Expanded Telehealth Coverage Connected Millions of Patients in Underserved Populations with Healthcare Professionals. Under the PHE, CMS enacted a waiver granting more Medicare and Medicaid beneficiaries much broader access to telehealth services. The waiver was especially important for both urban and rural underserved communities facing impediments to accessing healthcare. Once the PHE ends, so does the authority for these flexibilities. While Congress has extended telehealth access for five months following the end of the PHE, it is still considering whether to make it permanent. About half of states have passed their own telehealth legislation, but many have yet to do so, leaving patients, providers, and insurers to navigate a patchwork of rules. As these debates continue, the recent Supreme Court abortion decision and heightened scrutiny over possible overprescribing by telehealth providers, particularly healthtech startups, could complicate advancing those measures in a timely fashion.

Liability Protections Ensured Health Systems Could Focus on Caregiving and Not Court Cases. The PHE provides liability protections to developers, manufacturers, and providers of COVID-19 countermeasures, unless the plaintiff can prove gross negligence, willful misconduct, or failure to comply with public health orders, depending on the standard specified in each state’s law. Without them, medical manufacturers and providers would face greater exposure to litigation, and it may inhibit them from providing that care. It also could make it more difficult for to recruit and retain caregivers concerned with incurring litigation.

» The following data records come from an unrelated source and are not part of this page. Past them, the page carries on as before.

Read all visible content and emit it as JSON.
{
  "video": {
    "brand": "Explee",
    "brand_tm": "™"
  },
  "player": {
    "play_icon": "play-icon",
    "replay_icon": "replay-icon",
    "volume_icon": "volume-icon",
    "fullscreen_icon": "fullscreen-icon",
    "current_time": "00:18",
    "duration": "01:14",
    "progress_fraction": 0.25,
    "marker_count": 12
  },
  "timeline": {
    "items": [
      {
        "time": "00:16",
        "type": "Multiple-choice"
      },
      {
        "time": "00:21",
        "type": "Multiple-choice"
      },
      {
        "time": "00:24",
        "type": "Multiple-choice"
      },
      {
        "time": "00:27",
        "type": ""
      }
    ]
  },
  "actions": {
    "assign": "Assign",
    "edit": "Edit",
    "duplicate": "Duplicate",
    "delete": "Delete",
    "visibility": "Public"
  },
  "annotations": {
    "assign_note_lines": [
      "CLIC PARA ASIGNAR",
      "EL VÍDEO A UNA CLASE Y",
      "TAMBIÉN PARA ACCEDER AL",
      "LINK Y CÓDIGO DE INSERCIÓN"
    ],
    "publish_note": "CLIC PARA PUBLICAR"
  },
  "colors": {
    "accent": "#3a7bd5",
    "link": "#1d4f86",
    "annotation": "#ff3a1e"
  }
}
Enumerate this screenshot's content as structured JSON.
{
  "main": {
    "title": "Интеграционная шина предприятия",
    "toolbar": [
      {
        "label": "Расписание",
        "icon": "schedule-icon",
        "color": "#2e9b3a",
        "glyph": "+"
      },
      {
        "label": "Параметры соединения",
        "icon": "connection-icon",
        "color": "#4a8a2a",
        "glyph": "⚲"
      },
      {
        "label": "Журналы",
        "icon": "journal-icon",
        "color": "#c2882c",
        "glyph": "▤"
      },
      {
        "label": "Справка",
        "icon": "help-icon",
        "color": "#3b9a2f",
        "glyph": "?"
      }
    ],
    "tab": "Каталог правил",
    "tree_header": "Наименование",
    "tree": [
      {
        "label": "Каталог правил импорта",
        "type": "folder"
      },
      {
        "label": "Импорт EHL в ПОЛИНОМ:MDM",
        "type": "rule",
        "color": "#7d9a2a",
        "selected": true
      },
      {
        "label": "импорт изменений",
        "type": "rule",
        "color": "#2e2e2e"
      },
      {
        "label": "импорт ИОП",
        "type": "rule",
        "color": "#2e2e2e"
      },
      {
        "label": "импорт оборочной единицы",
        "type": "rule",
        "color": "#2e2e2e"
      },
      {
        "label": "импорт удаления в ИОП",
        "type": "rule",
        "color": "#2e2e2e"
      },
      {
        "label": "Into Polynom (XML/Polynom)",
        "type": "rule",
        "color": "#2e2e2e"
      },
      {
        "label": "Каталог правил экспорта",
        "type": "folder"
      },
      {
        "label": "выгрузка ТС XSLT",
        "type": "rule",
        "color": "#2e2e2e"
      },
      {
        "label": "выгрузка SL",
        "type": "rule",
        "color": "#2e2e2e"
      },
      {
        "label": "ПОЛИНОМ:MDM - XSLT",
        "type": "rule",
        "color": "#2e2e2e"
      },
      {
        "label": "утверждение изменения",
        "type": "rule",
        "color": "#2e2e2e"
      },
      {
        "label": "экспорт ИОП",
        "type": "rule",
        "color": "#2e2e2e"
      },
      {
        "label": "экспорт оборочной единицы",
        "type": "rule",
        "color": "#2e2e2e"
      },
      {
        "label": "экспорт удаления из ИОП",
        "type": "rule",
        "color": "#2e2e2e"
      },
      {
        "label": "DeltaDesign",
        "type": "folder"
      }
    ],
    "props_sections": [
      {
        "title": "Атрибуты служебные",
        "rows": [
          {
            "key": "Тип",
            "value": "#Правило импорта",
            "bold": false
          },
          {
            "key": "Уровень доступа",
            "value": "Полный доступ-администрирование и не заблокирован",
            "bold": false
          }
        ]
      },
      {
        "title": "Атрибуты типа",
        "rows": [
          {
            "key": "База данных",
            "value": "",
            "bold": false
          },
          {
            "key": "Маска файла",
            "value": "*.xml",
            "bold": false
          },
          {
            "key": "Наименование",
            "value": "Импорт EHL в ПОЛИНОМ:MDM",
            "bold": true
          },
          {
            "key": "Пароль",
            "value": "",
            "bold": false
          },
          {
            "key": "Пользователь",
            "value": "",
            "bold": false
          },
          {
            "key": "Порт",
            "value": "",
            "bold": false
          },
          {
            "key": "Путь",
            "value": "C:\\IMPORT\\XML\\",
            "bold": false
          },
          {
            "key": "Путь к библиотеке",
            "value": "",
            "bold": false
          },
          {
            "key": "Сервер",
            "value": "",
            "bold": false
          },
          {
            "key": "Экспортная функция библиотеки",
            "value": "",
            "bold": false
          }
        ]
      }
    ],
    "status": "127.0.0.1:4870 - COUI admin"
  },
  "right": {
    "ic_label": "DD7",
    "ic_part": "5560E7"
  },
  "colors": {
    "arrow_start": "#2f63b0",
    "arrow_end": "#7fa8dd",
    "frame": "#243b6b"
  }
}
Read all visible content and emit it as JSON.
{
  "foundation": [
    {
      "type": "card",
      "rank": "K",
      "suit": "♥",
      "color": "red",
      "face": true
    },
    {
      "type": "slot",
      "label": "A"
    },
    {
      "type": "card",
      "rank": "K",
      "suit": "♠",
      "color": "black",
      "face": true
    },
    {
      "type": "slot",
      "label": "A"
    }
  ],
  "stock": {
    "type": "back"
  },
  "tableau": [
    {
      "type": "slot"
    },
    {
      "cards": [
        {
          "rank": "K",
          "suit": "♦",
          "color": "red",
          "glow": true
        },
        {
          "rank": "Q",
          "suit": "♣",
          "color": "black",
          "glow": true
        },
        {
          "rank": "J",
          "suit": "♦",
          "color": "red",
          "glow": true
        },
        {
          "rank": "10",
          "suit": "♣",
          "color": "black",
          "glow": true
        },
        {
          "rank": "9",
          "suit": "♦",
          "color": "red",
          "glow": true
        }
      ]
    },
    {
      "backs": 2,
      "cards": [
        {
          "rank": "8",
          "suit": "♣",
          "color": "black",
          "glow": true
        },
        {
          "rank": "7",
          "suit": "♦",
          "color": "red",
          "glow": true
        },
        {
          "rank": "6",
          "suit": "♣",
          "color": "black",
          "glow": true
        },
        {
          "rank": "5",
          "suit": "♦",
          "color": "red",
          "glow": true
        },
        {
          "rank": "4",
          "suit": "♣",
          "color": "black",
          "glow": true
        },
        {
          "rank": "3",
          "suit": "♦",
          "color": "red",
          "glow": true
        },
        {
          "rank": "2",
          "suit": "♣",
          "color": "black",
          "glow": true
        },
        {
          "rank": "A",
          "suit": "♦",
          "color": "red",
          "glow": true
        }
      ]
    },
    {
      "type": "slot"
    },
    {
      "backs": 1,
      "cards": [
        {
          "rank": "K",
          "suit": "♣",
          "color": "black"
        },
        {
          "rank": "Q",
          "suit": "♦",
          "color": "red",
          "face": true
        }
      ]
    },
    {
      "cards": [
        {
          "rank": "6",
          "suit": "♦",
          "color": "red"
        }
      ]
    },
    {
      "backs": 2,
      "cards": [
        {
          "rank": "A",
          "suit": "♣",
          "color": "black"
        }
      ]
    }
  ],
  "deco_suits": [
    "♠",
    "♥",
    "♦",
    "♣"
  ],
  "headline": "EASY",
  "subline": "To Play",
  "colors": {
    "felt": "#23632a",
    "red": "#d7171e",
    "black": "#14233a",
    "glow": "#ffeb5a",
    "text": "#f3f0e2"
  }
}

Common Sense Waivers Ensured Providers Could Secure Needed Staffing. To address the urgent need for qualified medical practitioners, HHS waived state licensure requirements to allow healthcare personnel to serve where they are most needed. With hospitals across the country still grappling with staffing shortages, the expiration of the PHE will create an additional headache, particularly since hospitals would also lose a number of CMS waivers related to workforce flexibilities, home care programs, and reporting. The added strain would come just as states lose the extra Medicaid funding provided by the CARES Act in exchange for not removing anyone from their Medicaid rolls during the PHE. Up to 14 million patients could lose their Medicaid coverage when the PHE ends, sending more uninsured patients to emergency rooms for care.

A Push To Make the ‘New’ Normal a Permanent Normal

As we wrote in April 2020, “While the country of course needs some degree of regulation to safeguard our people and our economy, the pandemic pause of regulations offers the promise of sanity and simplification in the future.” The practices listed above, enabled by the PHE, were not permitted in the regulatory landscape that existed pre-COVID and won’t last after the PHE lapses unless policymakers act to permanently adopt them. As public affairs professionals in the healthcare sector work to secure these industry-shifting changes, they must understand which policymakers and stakeholders will engage in the debate shaping the post-PHE regulatory environment and how that engagement will help or hurt their advocacy efforts. That’s the information advantage public affairs professionals will need to ensure success and reduce surprises along the way.